Researchers at the University of Southern California (USC) have developed a unifying approach that could inform the development of more effective techniques for the control of flapping wing micro air vehicles.
The researchers behind the study are part of the autonomous microrobotic systems laboratory, which is the inheritor of a research line that started at UC Berkeley more than 20 years ago, continued at Harvard from 2005 and arrived at USC in 2013.
“We, as a team, share the same dream of many in the microrobotics community; the vision of creating fully autonomous artificial insects that can operate intelligently in highly unstructured environments,” said Prof. Nestor O Perez-Arancibia, the principal investigator for the study.
“Personally, I am inspired by nature. Our machines, including Bee+, which is an amazing piece of engineering, still lag behind real insects in terms of aerobatic capabilities, actuation, sensing, computational power, etc.”
Perez-Arancibia has been conducting research into microrobotic systems for several years. He believes that all human-made machines could ultimately be improved if drawing inspiration from nature, for instance by observing and replicating the behaviour or characteristics of bees, butterflies and mosquitos.
In their study, Perez-Arancibia and his colleagues investigated the control of flying insects using two different experimental platforms: a Bee-like two-winged robot and the four-winged Bee+ micorobot developed at USC.

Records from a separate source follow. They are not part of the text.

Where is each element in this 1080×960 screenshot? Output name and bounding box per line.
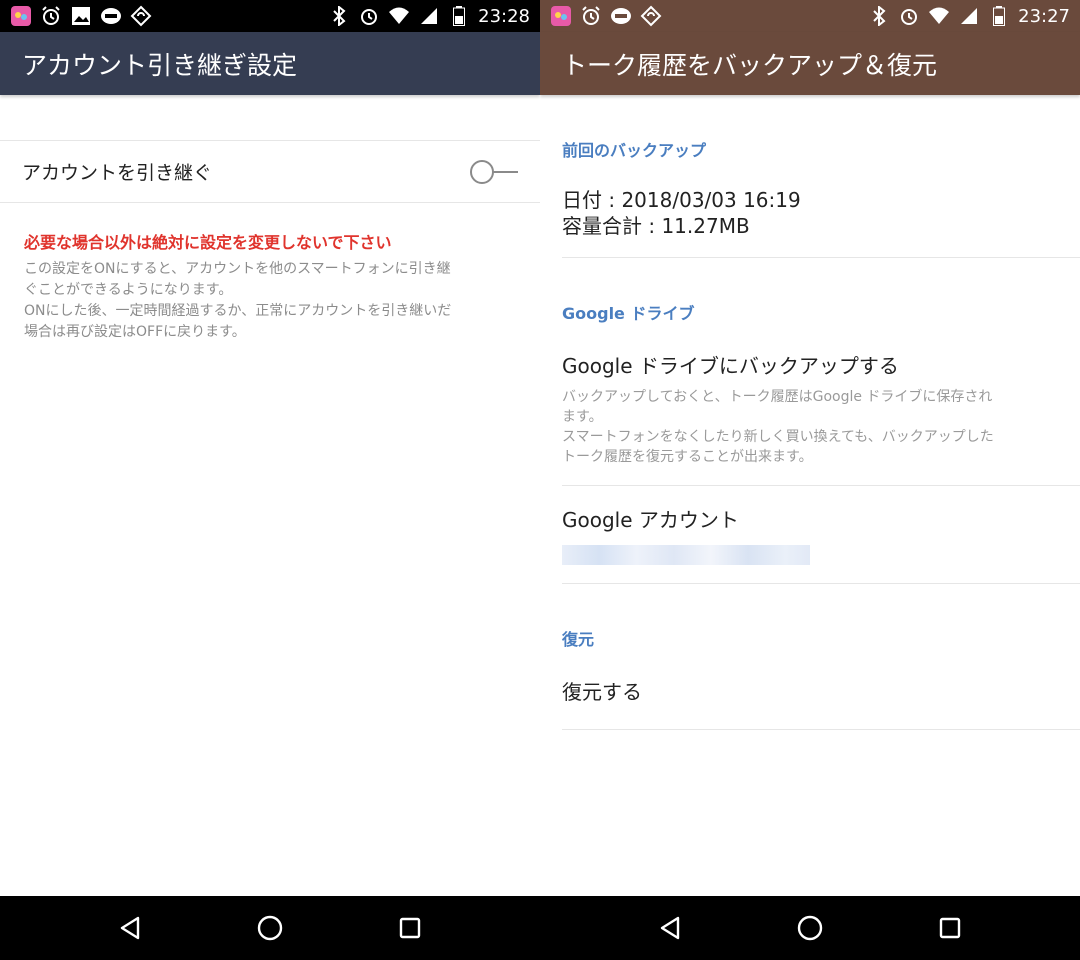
description-line: バックアップしておくと、トーク履歴はGoogle ドライブに保存され [562, 389, 993, 405]
bluetooth-icon [868, 5, 890, 27]
navigation-bar [0, 896, 540, 960]
alarm-clock-icon [580, 5, 602, 27]
image-icon [70, 5, 92, 27]
wifi-icon [388, 5, 410, 27]
battery-icon [448, 5, 470, 27]
sync-icon [640, 5, 662, 27]
restore-item[interactable]: 復元する [562, 676, 1080, 730]
backup-settings-list: 前回のバックアップ 日付 : 2018/03/03 16:19 容量合計 : 1… [540, 95, 1080, 730]
item-description: バックアップしておくと、トーク履歴はGoogle ドライブに保存され ます。 ス… [562, 387, 1080, 467]
google-account-item[interactable]: Google アカウント [562, 486, 1080, 584]
toggle-label: アカウントを引き継ぐ [22, 162, 213, 184]
description-line: ONにした後、一定時間経過するか、正常にアカウントを引き継いだ [24, 303, 452, 319]
backup-restore-screen: 23:27 トーク履歴をバックアップ＆復元 前回のバックアップ 日付 : 201… [540, 0, 1080, 960]
alarm-icon [358, 5, 380, 27]
description-line: 場合は再び設定はOFFに戻ります。 [24, 324, 246, 340]
battery-icon [988, 5, 1010, 27]
home-icon[interactable] [790, 908, 830, 948]
recents-icon[interactable] [930, 908, 970, 948]
app-notification-icon [10, 5, 32, 27]
status-time: 23:28 [478, 5, 530, 27]
restore-section: 復元 [562, 584, 1080, 650]
description-line: トーク履歴を復元することが出来ます。 [562, 449, 813, 465]
page-title: アカウント引き継ぎ設定 [0, 32, 540, 95]
account-email-redacted [562, 545, 810, 565]
description-line: スマートフォンをなくしたり新しく買い換えても、バックアップした [562, 429, 994, 445]
alarm-icon [898, 5, 920, 27]
status-bar: 23:27 [540, 0, 1080, 32]
section-header: 前回のバックアップ [562, 141, 707, 160]
status-bar: 23:28 [0, 0, 540, 32]
divider [0, 95, 540, 141]
bluetooth-icon [328, 5, 350, 27]
screenshot-composite: 23:28 アカウント引き継ぎ設定 アカウントを引き継ぐ 必要な場合以外は絶対に… [0, 0, 1080, 960]
app-notification-icon [550, 5, 572, 27]
google-drive-backup-item[interactable]: Google ドライブにバックアップする バックアップしておくと、トーク履歴はG… [562, 350, 1080, 486]
description-text: この設定をONにすると、アカウントを他のスマートフォンに引き継 ぐことができるよ… [24, 259, 516, 343]
page-title: トーク履歴をバックアップ＆復元 [540, 32, 1080, 95]
backup-date: 日付 : 2018/03/03 16:19 [562, 188, 801, 212]
wifi-icon [928, 5, 950, 27]
recents-icon[interactable] [390, 908, 430, 948]
back-icon[interactable] [110, 908, 150, 948]
last-backup-section: 前回のバックアップ 日付 : 2018/03/03 16:19 容量合計 : 1… [562, 95, 1080, 258]
signal-icon [958, 5, 980, 27]
transfer-notice: 必要な場合以外は絶対に設定を変更しないで下さい この設定をONにすると、アカウン… [0, 203, 540, 343]
description-line: ぐことができるようになります。 [24, 282, 233, 298]
description-line: ます。 [562, 409, 603, 425]
account-transfer-switch[interactable] [468, 158, 520, 186]
line-app-icon [610, 5, 632, 27]
signal-icon [418, 5, 440, 27]
home-icon[interactable] [250, 908, 290, 948]
account-transfer-screen: 23:28 アカウント引き継ぎ設定 アカウントを引き継ぐ 必要な場合以外は絶対に… [0, 0, 540, 960]
line-app-icon [100, 5, 122, 27]
sync-icon [130, 5, 152, 27]
restore-action: 復元する [562, 680, 642, 704]
section-header: Google ドライブ [562, 304, 695, 323]
account-transfer-toggle-row[interactable]: アカウントを引き継ぐ [0, 141, 540, 203]
backup-size: 容量合計 : 11.27MB [562, 214, 750, 238]
description-line: この設定をONにすると、アカウントを他のスマートフォンに引き継 [24, 261, 451, 277]
item-title: Google ドライブにバックアップする [562, 354, 899, 378]
navigation-bar [540, 896, 1080, 960]
item-title: Google アカウント [562, 508, 739, 532]
section-header: 復元 [562, 630, 595, 649]
alarm-clock-icon [40, 5, 62, 27]
back-icon[interactable] [650, 908, 690, 948]
status-time: 23:27 [1018, 5, 1070, 27]
warning-text: 必要な場合以外は絶対に設定を変更しないで下さい [24, 233, 392, 252]
google-drive-section: Google ドライブ [562, 258, 1080, 324]
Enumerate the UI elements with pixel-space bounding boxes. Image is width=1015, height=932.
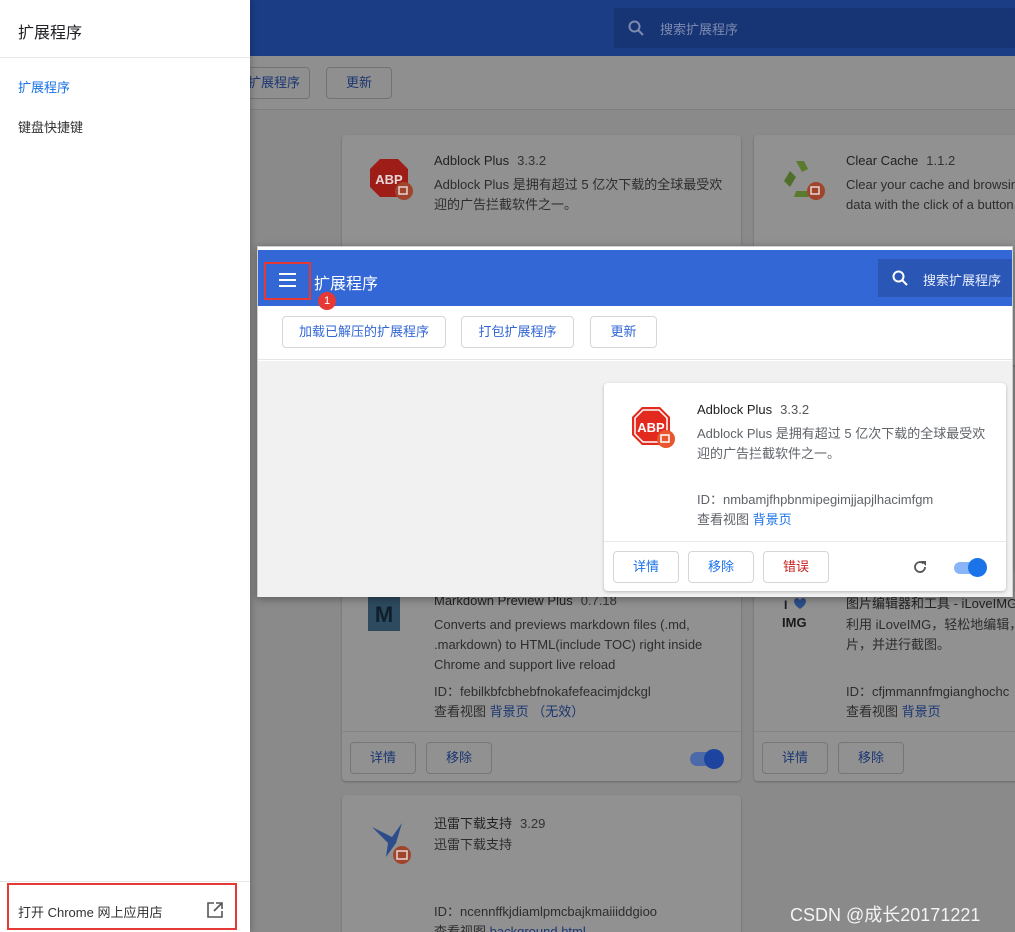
remove-button[interactable]: 移除 bbox=[838, 742, 904, 774]
abp-icon: ABP bbox=[368, 157, 414, 206]
card-description: Clear your cache and browsing data with … bbox=[846, 177, 1015, 212]
card-separator bbox=[604, 541, 1006, 542]
background-page-link[interactable]: 背景页 bbox=[753, 512, 792, 527]
search-icon bbox=[892, 270, 908, 289]
card-description: Adblock Plus 是拥有超过 5 亿次下载的全球最受欢迎的广告拦截软件之… bbox=[434, 177, 723, 212]
background-search-placeholder: 搜索扩展程序 bbox=[660, 22, 739, 37]
svg-text:M: M bbox=[375, 602, 393, 627]
update-button[interactable]: 更新 bbox=[590, 316, 657, 348]
svg-text:I: I bbox=[784, 598, 787, 612]
watermark: CSDN @成长20171221 bbox=[790, 905, 981, 925]
reload-icon[interactable] bbox=[912, 559, 928, 578]
thunder-icon bbox=[366, 817, 414, 868]
svg-text:IMG: IMG bbox=[782, 615, 807, 630]
open-in-new-icon bbox=[207, 902, 223, 921]
drawer-title: 扩展程序 bbox=[18, 25, 83, 42]
pack-extension-button[interactable]: 打包扩展程序 bbox=[461, 316, 574, 348]
recycle-icon bbox=[778, 157, 826, 206]
drawer-item-extensions[interactable]: 扩展程序 bbox=[18, 77, 70, 96]
background-search-bar[interactable]: 搜索扩展程序 bbox=[614, 8, 1015, 48]
card-name: 迅雷下载支持 3.29 bbox=[434, 816, 546, 831]
details-button[interactable]: 详情 bbox=[350, 742, 416, 774]
card-name: Adblock Plus 3.3.2 bbox=[434, 153, 547, 168]
menu-button[interactable] bbox=[264, 262, 311, 300]
background-page-link[interactable]: background.html bbox=[490, 924, 586, 932]
card-separator bbox=[754, 731, 1015, 732]
extension-name: Adblock Plus 3.3.2 bbox=[697, 402, 810, 417]
iloveimg-icon: I IMG bbox=[780, 597, 816, 636]
card-id: ID：cfjmmannfmgianghochc bbox=[846, 684, 1010, 699]
markdown-icon: M bbox=[368, 597, 400, 634]
search-icon bbox=[628, 20, 644, 39]
card-name: Clear Cache 1.1.2 bbox=[846, 153, 956, 168]
details-button[interactable]: 详情 bbox=[762, 742, 828, 774]
background-card-markdown: M Markdown Preview Plus 0.7.18 Converts a… bbox=[342, 571, 741, 781]
hamburger-icon bbox=[279, 273, 296, 291]
background-card-thunder: 迅雷下载支持 3.29 迅雷下载支持 ID：ncennffkjdiamlpmcba… bbox=[342, 795, 741, 932]
toolbar: 加载已解压的扩展程序 打包扩展程序 更新 bbox=[258, 306, 1012, 360]
card-links: 查看视图 背景页 bbox=[846, 704, 941, 719]
search-placeholder: 搜索扩展程序 bbox=[923, 273, 1002, 288]
search-bar[interactable]: 搜索扩展程序 bbox=[878, 259, 1012, 297]
drawer-divider bbox=[0, 57, 250, 58]
background-page-link[interactable]: 背景页 bbox=[902, 704, 941, 719]
details-button[interactable]: 详情 bbox=[613, 551, 679, 583]
background-update-button[interactable]: 更新 bbox=[326, 67, 392, 99]
card-separator bbox=[342, 731, 741, 732]
card-id: ID：ncennffkjdiamlpmcbajkmaiiiddgioo bbox=[434, 904, 658, 919]
extension-card: ABP Adblock Plus 3.3.2 Adblock Plus 是拥有超过… bbox=[604, 383, 1006, 591]
card-id: ID：febilkbfcbhebfnokafefeacimjdckgl bbox=[434, 684, 651, 699]
enable-toggle[interactable] bbox=[954, 558, 987, 577]
navigation-drawer: 扩展程序 扩展程序 键盘快捷键 打开 Chrome 网上应用店 bbox=[0, 0, 250, 932]
webstore-label: 打开 Chrome 网上应用店 bbox=[18, 905, 163, 920]
extensions-page-inset: 扩展程序 1 搜索扩展程序 加载已解压的扩展程序 打包扩展程序 更新 ABP A… bbox=[257, 246, 1013, 597]
inspect-views: 查看视图 背景页 bbox=[697, 512, 792, 527]
drawer-bottom-divider bbox=[0, 881, 250, 882]
background-page-link[interactable]: 背景页 bbox=[490, 704, 529, 719]
card-links: 查看视图 背景页 （无效） bbox=[434, 704, 585, 719]
load-unpacked-button[interactable]: 加载已解压的扩展程序 bbox=[282, 316, 446, 348]
remove-button[interactable]: 移除 bbox=[426, 742, 492, 774]
page-title: 扩展程序 bbox=[314, 276, 379, 293]
remove-button[interactable]: 移除 bbox=[688, 551, 754, 583]
errors-button[interactable]: 错误 bbox=[763, 551, 829, 583]
enable-toggle[interactable] bbox=[690, 749, 724, 769]
open-webstore-link[interactable]: 打开 Chrome 网上应用店 bbox=[7, 883, 237, 930]
drawer-item-shortcuts[interactable]: 键盘快捷键 bbox=[18, 117, 83, 136]
extension-id: ID：nmbamjfhpbnmipegimjjapjlhacimfgm bbox=[697, 492, 934, 507]
abp-icon: ABP bbox=[630, 405, 676, 454]
card-description: 利用 iLoveIMG，轻松地编辑，片，并进行截图。 bbox=[846, 617, 1015, 652]
background-card-iloveimg: I IMG 图片编辑器和工具 - iLoveIMG 利用 iLoveIMG，轻松地… bbox=[754, 571, 1015, 781]
card-description: Converts and previews markdown files (.m… bbox=[434, 617, 703, 672]
page-header: 扩展程序 1 搜索扩展程序 bbox=[258, 250, 1012, 310]
card-description: 迅雷下载支持 bbox=[434, 837, 513, 852]
extension-description: Adblock Plus 是拥有超过 5 亿次下载的全球最受欢迎的广告拦截软件之… bbox=[697, 426, 986, 461]
card-links: 查看视图 background.html bbox=[434, 921, 586, 932]
extensions-list: ABP Adblock Plus 3.3.2 Adblock Plus 是拥有超过… bbox=[258, 361, 1012, 597]
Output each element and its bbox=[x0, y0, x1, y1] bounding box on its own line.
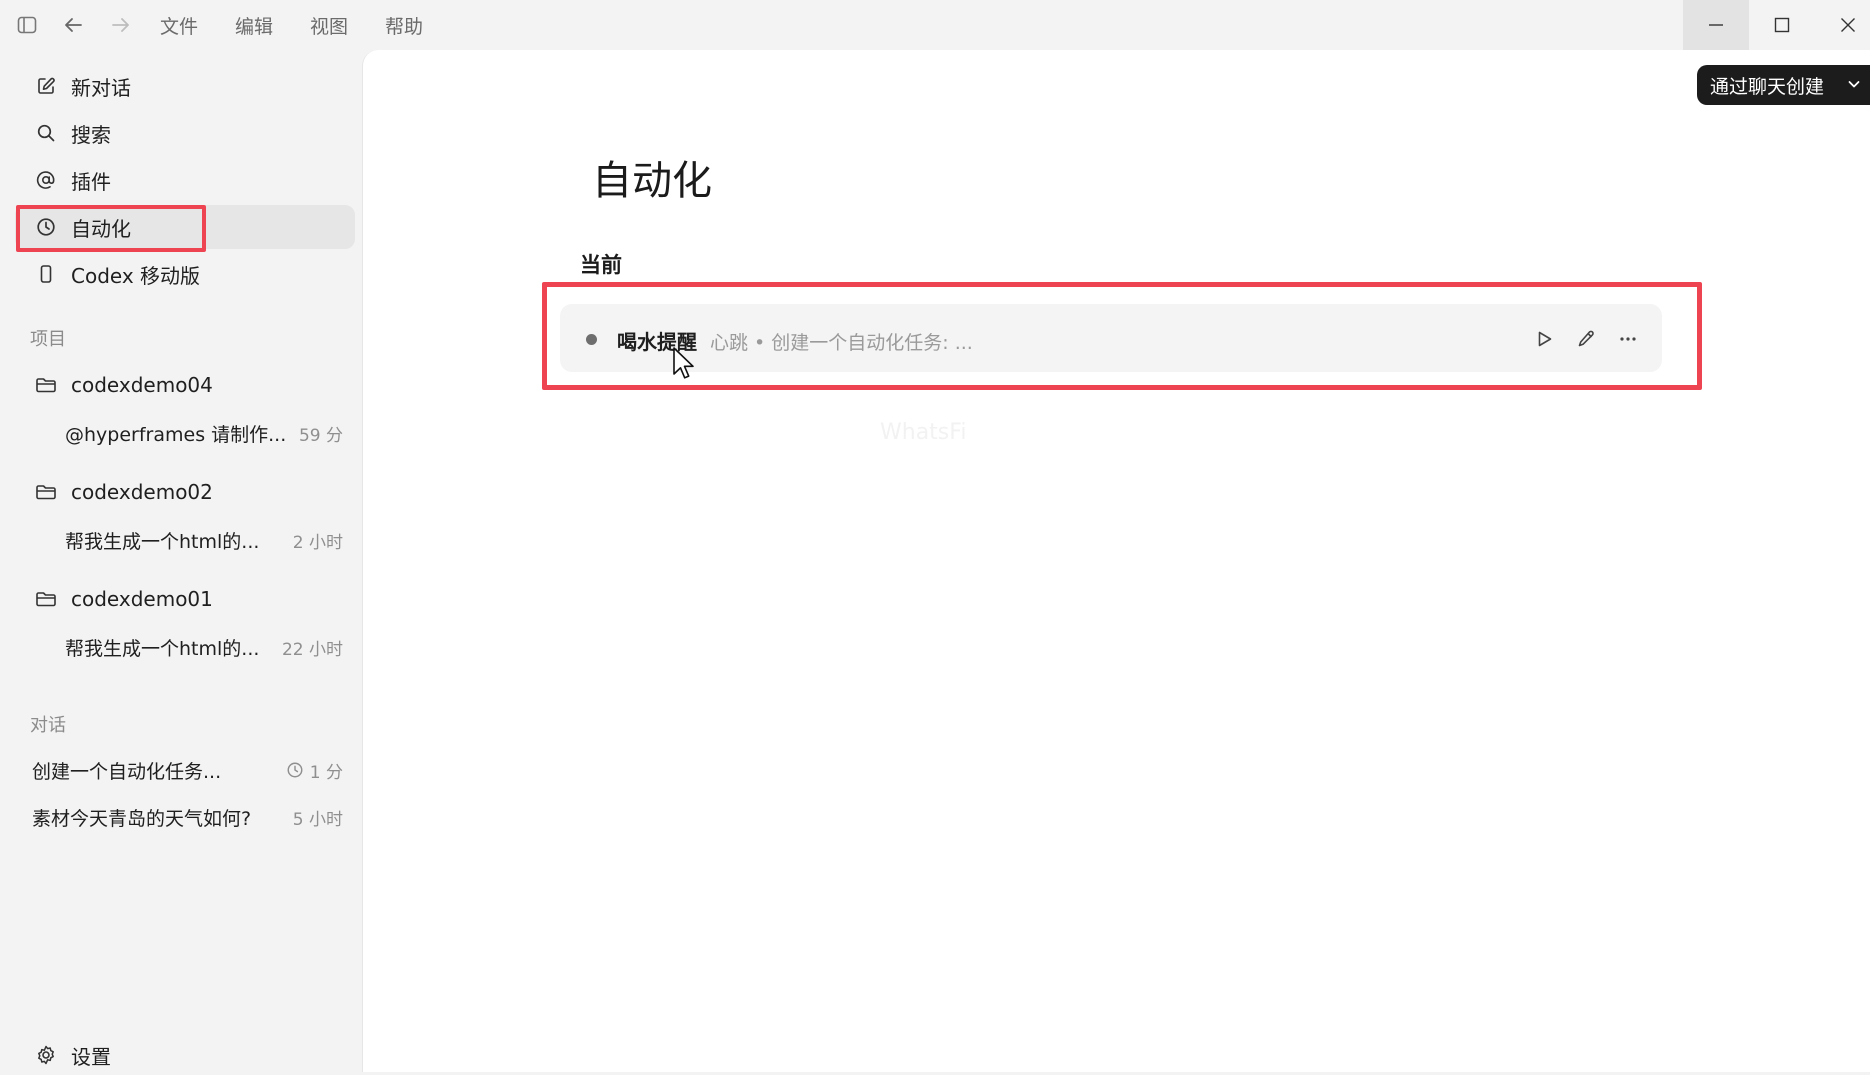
settings-button[interactable]: 设置 bbox=[15, 1035, 215, 1075]
title-bar: 文件 编辑 视图 帮助 bbox=[0, 0, 1870, 50]
conversation-item[interactable]: 创建一个自动化任务... 1 分 bbox=[15, 750, 355, 790]
nav-plugins[interactable]: 插件 bbox=[15, 158, 355, 202]
minimize-icon bbox=[1709, 24, 1723, 26]
nav-label: 插件 bbox=[71, 169, 111, 194]
project-name: codexdemo04 bbox=[71, 373, 213, 397]
page-title: 自动化 bbox=[592, 158, 712, 204]
at-icon bbox=[33, 167, 59, 193]
thread-title: 帮我生成一个html的... bbox=[65, 530, 260, 553]
create-via-chat-label: 通过聊天创建 bbox=[1710, 75, 1825, 98]
close-button[interactable] bbox=[1815, 0, 1870, 50]
projects-section-label: 项目 bbox=[30, 329, 66, 350]
nav-label: 搜索 bbox=[71, 122, 111, 147]
project-thread[interactable]: 帮我生成一个html的... 2 小时 bbox=[15, 520, 355, 560]
watermark: WhatsFi bbox=[880, 420, 967, 445]
sidebar-highlight-box bbox=[16, 205, 206, 252]
clock-icon bbox=[287, 762, 303, 778]
folder-icon bbox=[33, 479, 59, 505]
minimize-button[interactable] bbox=[1683, 0, 1749, 50]
project-folder[interactable]: codexdemo02 bbox=[15, 472, 355, 512]
conversation-time: 1 分 bbox=[309, 762, 343, 783]
current-section-label: 当前 bbox=[580, 253, 622, 277]
nav-search[interactable]: 搜索 bbox=[15, 111, 355, 155]
forward-arrow-icon[interactable] bbox=[106, 10, 136, 40]
back-arrow-icon[interactable] bbox=[58, 10, 88, 40]
thread-time: 22 小时 bbox=[281, 639, 343, 660]
project-folder[interactable]: codexdemo04 bbox=[15, 365, 355, 405]
project-folder[interactable]: codexdemo01 bbox=[15, 579, 355, 619]
menu-view[interactable]: 视图 bbox=[310, 12, 348, 39]
menu-bar: 文件 编辑 视图 帮助 bbox=[160, 0, 460, 50]
conversation-item[interactable]: 素材今天青岛的天气如何? 5 小时 bbox=[15, 797, 355, 837]
nav-new-chat[interactable]: 新对话 bbox=[15, 64, 355, 108]
project-thread[interactable]: 帮我生成一个html的... 22 小时 bbox=[15, 627, 355, 667]
conversation-time-group: 1 分 bbox=[286, 758, 343, 783]
automation-highlight-box bbox=[542, 282, 1702, 390]
conversation-title: 创建一个自动化任务... bbox=[32, 760, 222, 783]
close-icon bbox=[1841, 18, 1855, 32]
conversation-title: 素材今天青岛的天气如何? bbox=[32, 807, 252, 830]
project-thread[interactable]: @hyperframes 请制作... 59 分 bbox=[15, 413, 355, 453]
thread-title: @hyperframes 请制作... bbox=[65, 423, 287, 446]
search-icon bbox=[33, 120, 59, 146]
menu-file[interactable]: 文件 bbox=[160, 12, 198, 39]
conversation-time: 5 小时 bbox=[292, 809, 343, 830]
project-name: codexdemo01 bbox=[71, 587, 213, 611]
thread-title: 帮我生成一个html的... bbox=[65, 637, 260, 660]
sidebar: 新对话 搜索 插件 自动化 Codex 移动版 项目 codexdemo04 @… bbox=[5, 50, 362, 1072]
phone-icon bbox=[33, 261, 59, 287]
main-panel bbox=[362, 50, 1870, 1072]
sidebar-toggle-icon[interactable] bbox=[12, 10, 42, 40]
nav-codex-mobile[interactable]: Codex 移动版 bbox=[15, 252, 355, 296]
folder-icon bbox=[33, 372, 59, 398]
nav-label: Codex 移动版 bbox=[71, 263, 201, 288]
folder-icon bbox=[33, 586, 59, 612]
menu-edit[interactable]: 编辑 bbox=[235, 12, 273, 39]
thread-time: 59 分 bbox=[298, 425, 343, 446]
chevron-down-icon bbox=[1848, 81, 1860, 88]
mouse-cursor-icon bbox=[673, 347, 694, 379]
settings-label: 设置 bbox=[71, 1044, 111, 1069]
project-name: codexdemo02 bbox=[71, 480, 213, 504]
conversations-section-label: 对话 bbox=[30, 715, 66, 736]
nav-label: 新对话 bbox=[71, 75, 131, 100]
maximize-button[interactable] bbox=[1749, 0, 1815, 50]
menu-help[interactable]: 帮助 bbox=[385, 12, 423, 39]
thread-time: 2 小时 bbox=[292, 532, 343, 553]
maximize-icon bbox=[1774, 17, 1790, 33]
create-via-chat-button[interactable]: 通过聊天创建 bbox=[1697, 65, 1870, 105]
edit-icon bbox=[33, 73, 59, 99]
gear-icon bbox=[33, 1042, 59, 1068]
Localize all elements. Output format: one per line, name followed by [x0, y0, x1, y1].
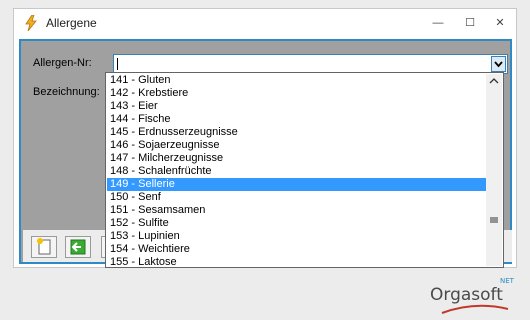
close-button[interactable]: ✕: [486, 12, 514, 34]
dropdown-scrollbar[interactable]: [486, 74, 502, 266]
window-title: Allergene: [46, 16, 97, 30]
chevron-down-icon: [494, 61, 503, 68]
orgasoft-logo: Orgasoft NET: [430, 277, 520, 317]
text-caret: [117, 58, 118, 70]
dropdown-item[interactable]: 143 - Eier: [107, 100, 487, 113]
dropdown-item[interactable]: 142 - Krebstiere: [107, 87, 487, 100]
brand-suffix: NET: [500, 277, 514, 285]
dropdown-item[interactable]: 147 - Milcherzeugnisse: [107, 152, 487, 165]
title-bar[interactable]: Allergene — ☐ ✕: [14, 9, 516, 37]
dropdown-item[interactable]: 149 - Sellerie: [107, 178, 487, 191]
lightning-icon: [24, 14, 38, 32]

In a series of experiments, they were able to demonstrate that a technique that employs quaternion coordinates for attitude control, which is designed to control unmanned vehicles with four rotors, can be applied to drive both these robotic insects.
“We were able to simplify something that many researchers see as very difficult,” said Perez-Arancibia. “I like to believe that this is an instance in which intelligent modelling, we can understand and analyse seemingly intractable complex phenomena that can help us to develop better robotic designs, especially in terms of aerodynamic force generation, mechanism configuration and actuation.”
The results of the tests suggest that the generic strategy introduced could be used to control different types of artificial insects that share some common characteristics. While they specifically demonstrated the effectiveness of this strategy on a two-winged robot and the four-winged Bee+ robot, it could potentially also be applied to other insect-like microrobots.
Perez-Arancibia believes that by following a high-level control approach that decouples the problems of actuation and flight control, it is possible to identify general algorithms that can be employed in multiple platforms.
For instance, this approach could allow researchers to develop new algorithms for aerobatic flight employing 19-gram quadrotors that could subsequently be implemented on a 95-milligram, four-winged Bee+.
“This is relevant because as robotic flyers become smaller, they also become harder to fabricate, more difficult to handle and more expensive,” said Perez-Arancibia.
“Consequently, the fact that the same approach can be employed to synthesise controllers for platforms with weight differences as large as two orders of magnitude is significant and relevant from both research and practical perspectives.”
In the future, the approach introduced by this team of researchers at USC could inform the design and implementation of new controllers for insect-like microrobots.
In addition, over the next few months, Perez-Arancibia and his colleagues will be working on a different project aimed at creating the very first fully autonomous sub-gram flying artificial insect.
“Currently, the main limitation that has prevented microroboticists from achieving autonomous flight at the sub-gram scale is the extremely low energy densities of electric batteries,” said Perez-Arancibia. “We will achieve autonomy by employing artificial muscles powered by catalytic reactions.”